铜片拍在井壁凹槽的刹那,刺耳的刮擦声撕裂夜空。那声音并不像爆炸,却足够让围攻的杀手本能一滞,脚步微退。就在这半息之间,陈无涯脑中一道念头炸开——酒肆角落里,两个异族武士低声争执的画面猛地浮现。
“镇族玉佩……若非三王子亲信,谁配戴?”
他瞳孔一缩,目光疾扫过眼前七人。就在正前方那名居中杀手的颈间,一枚青灰色玉坠静静垂着,形制古朴,表面泛着极淡的幽光,像是被血浸透后又风干的石纹。
这东西不该出现在这里。
可偏偏就在眼前。
拓跋烈站在外围,弯刀未动,眼神却已锁死他。陈无涯知道,只要自己稍有异动,那人便会亲自出手,再无侥幸。
他不能等。
“你们三王子连玉佩都保不住,还想争王位?”他忽然仰头大笑,声音嘶哑,却字字清晰。
几名杀手动作同时一顿,视线不自觉地朝那枚玉坠瞥去。哪怕只是一瞬,也够了。
陈无涯猛地向前扑倒,像是力竭失控,整个人撞向左侧杀手。那人本能格挡,却被他顺势缠住手臂,翻滚中肩背狠狠砸向地面。尘土扬起的瞬间,他右手断剑横切,割断了玉坠系绳。
玉佩入手,冰凉如水。
可还没等他收拢五指,身后刀风已至。另一名杀手趁势跃起,长刀直劈头顶。
白芷软剑疾出,剑尖挑中刀脊,“铛”地一声将攻势荡开。她咬牙撑住摇晃的手臂,低喝:“走!”

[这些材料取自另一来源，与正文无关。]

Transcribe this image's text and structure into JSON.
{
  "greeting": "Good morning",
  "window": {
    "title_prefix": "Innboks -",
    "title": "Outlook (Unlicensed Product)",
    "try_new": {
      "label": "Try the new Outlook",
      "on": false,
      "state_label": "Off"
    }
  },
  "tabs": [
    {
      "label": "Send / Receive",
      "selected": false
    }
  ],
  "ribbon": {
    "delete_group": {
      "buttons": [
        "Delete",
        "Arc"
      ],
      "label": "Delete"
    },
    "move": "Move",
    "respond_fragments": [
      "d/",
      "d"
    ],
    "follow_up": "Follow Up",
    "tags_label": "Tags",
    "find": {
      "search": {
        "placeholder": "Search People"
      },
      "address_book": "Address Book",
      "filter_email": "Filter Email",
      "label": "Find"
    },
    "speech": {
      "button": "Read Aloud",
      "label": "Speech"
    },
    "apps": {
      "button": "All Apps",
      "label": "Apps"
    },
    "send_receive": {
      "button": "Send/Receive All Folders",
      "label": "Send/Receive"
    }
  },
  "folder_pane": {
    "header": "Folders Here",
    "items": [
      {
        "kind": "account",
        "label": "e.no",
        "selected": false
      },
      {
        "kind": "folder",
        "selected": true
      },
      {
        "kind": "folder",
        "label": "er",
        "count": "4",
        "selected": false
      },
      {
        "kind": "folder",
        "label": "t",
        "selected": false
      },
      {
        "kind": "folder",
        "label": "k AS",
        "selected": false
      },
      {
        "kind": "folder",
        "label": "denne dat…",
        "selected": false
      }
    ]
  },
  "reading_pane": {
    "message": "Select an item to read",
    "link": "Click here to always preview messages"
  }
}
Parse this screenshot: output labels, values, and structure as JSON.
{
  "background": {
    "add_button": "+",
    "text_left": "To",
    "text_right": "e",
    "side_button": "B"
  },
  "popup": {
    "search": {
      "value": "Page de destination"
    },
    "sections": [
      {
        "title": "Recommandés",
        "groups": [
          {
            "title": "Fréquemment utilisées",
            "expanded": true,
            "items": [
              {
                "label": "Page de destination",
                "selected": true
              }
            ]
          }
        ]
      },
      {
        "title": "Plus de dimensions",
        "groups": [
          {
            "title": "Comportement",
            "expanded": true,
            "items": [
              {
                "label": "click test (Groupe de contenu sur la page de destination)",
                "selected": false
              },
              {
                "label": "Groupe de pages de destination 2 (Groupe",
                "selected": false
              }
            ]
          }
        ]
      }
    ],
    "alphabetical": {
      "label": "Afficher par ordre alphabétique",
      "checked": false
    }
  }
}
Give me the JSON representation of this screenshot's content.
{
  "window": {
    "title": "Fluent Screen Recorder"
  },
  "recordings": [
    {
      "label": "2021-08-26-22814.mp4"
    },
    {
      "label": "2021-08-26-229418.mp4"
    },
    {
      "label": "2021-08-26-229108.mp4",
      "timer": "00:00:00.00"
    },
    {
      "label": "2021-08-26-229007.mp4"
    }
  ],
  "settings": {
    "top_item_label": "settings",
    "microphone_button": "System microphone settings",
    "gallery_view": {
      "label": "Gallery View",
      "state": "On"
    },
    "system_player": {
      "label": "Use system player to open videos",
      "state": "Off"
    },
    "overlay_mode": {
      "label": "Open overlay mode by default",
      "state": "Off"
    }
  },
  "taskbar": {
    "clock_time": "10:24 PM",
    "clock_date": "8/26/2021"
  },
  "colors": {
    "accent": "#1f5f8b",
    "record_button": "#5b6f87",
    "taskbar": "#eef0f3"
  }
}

陈无涯翻身跪起,掌心紧攥玉佩,鲜血顺着指缝渗入玉石纹理。他能感觉到那东西在微微发烫,仿佛有股沉睡的力量正被唤醒。
错劲在他经脉中逆冲而上,真气紊乱不堪,但他不管不顾,强行将所有残存内力灌入掌心。
“轰——”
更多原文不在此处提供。